La circulaire ministérielle du 22 mai 1879 et les maîtres-adjoints d’école normale

La circulaire ministérielle du 22 mai 1879 et les maîtres-adjoints d’école normale
Revue pédagogique, second semestre 18794 (p. 196-201).

LA CIRCULAIRE MINISTÉRIELLE
du 22 mai 1879
ET LES MAÎTRES-ADJOINTS D’ÉCOLE NORMALE


La Revue du mois de juin passe sous silence la circulaire ministérielle du 22 mai dernier, relative aux titres de capacité à exiger des aspirants à l’inspection primaire et des maîtres-adjoints des écoles normales ; mais d’autres journaux d’instruction n’ont pas observé la même réserve ; aussi ce document est-il tombé dans le domaine public et donne-t-il lieu, à l’heure qu’il est, aux interprétations les plus diverses, aux commentaires les plus hasardés.

Il serait bien désirable, quand des questions de cette gravité surgissent, et que l’autorité appelle les intéressés à faire connaître leur sentiment, qu’ils pussent se réunir par groupes et mettre en commun leurs lumières et leur expérience, afin d’arriver à formuler une opinion basée sur la saine appréciation des faits, et non — ce qui pourrait être le cas pour des avis individuels— sur des idées préconçues, sur des circonstances locales, sur des antipathies ou des préférences personnelles.

Le ministre veut le progrès, personne parmi nous n’en doute ; pour le réaliser, il lui faut avant tout la vérité. Il la demande ; à nous à la dire : c’est notre devoir.

Seulement lequel d’entre nous peut se targuer de la posséder tout entière ? Une pareille prétention serait de l’outrecuidance.
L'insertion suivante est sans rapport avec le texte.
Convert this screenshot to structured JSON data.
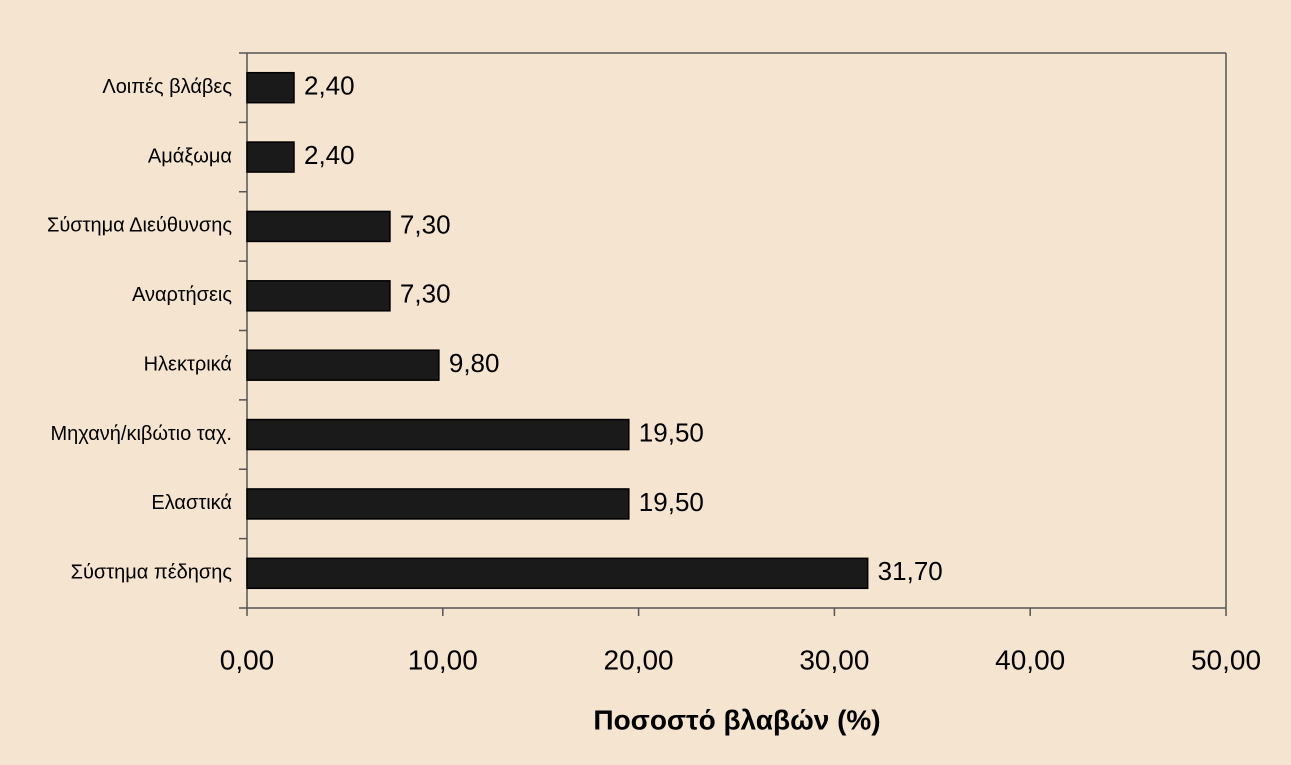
{
  "chart_data": {
    "type": "bar",
    "orientation": "horizontal",
    "x_label": "Ποσοστό βλαβών (%)",
    "categories": [
      "Λοιπές βλάβες",
      "Αμάξωμα",
      "Σύστημα Διεύθυνσης",
      "Αναρτήσεις",
      "Ηλεκτρικά",
      "Μηχανή/κιβώτιο ταχ.",
      "Ελαστικά",
      "Σύστημα πέδησης"
    ],
    "values": [
      2.4,
      2.4,
      7.3,
      7.3,
      9.8,
      19.5,
      19.5,
      31.7
    ],
    "value_labels": [
      "2,40",
      "2,40",
      "7,30",
      "7,30",
      "9,80",
      "19,50",
      "19,50",
      "31,70"
    ],
    "color": "#1a1a1a",
    "xlim": [
      0,
      50
    ],
    "xticks": [
      {
        "value": 0,
        "label": "0,00"
      },
      {
        "value": 10,
        "label": "10,00"
      },
      {
        "value": 20,
        "label": "20,00"
      },
      {
        "value": 30,
        "label": "30,00"
      },
      {
        "value": 40,
        "label": "40,00"
      },
      {
        "value": 50,
        "label": "50,00"
      }
    ],
    "grid": false
  }
}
En revanche, chacun de nous a son fonds d’observations, son acquis, ses vues, ses aspirations ; et il est hors de doute que si tout cela était mis en commun, débattu avec bonne foi, il en sortirait quelque chose d’utile et de pratique.

Les instituteurs ont leurs conférences cantonales et s’en trouvent bien ; ne pourrions-nous pas avoir, nous, des conférences régionales ?

Cet instrument de progrès nous fait défaut encore ; mais de là il ne résulte nullement qu’il nous soit interdit de converser entre nous pour nous communiquer nos idées en matière pédagogique et scolaire.

Le voulons-nous ? En voici le moyen : la Revue nous ouvre libéralement ses colonnes ; répondons à un appel qui nous honore ; groupons-nous autour de la fouille amie, et nous aurons, à la fois, un centre de réunion et une tribune.

Inutile de dire que toujours nous nous renfermerons dans les limites du juste, du raisonnable, du vrai ; et que la critique sera marquée invariablement au coin d’une parfaite urbanité. Jamais de personnalités, cela va de soi.

Je viens de poser le précepte ; qu’il me soit permis d’y joindre l’exemple.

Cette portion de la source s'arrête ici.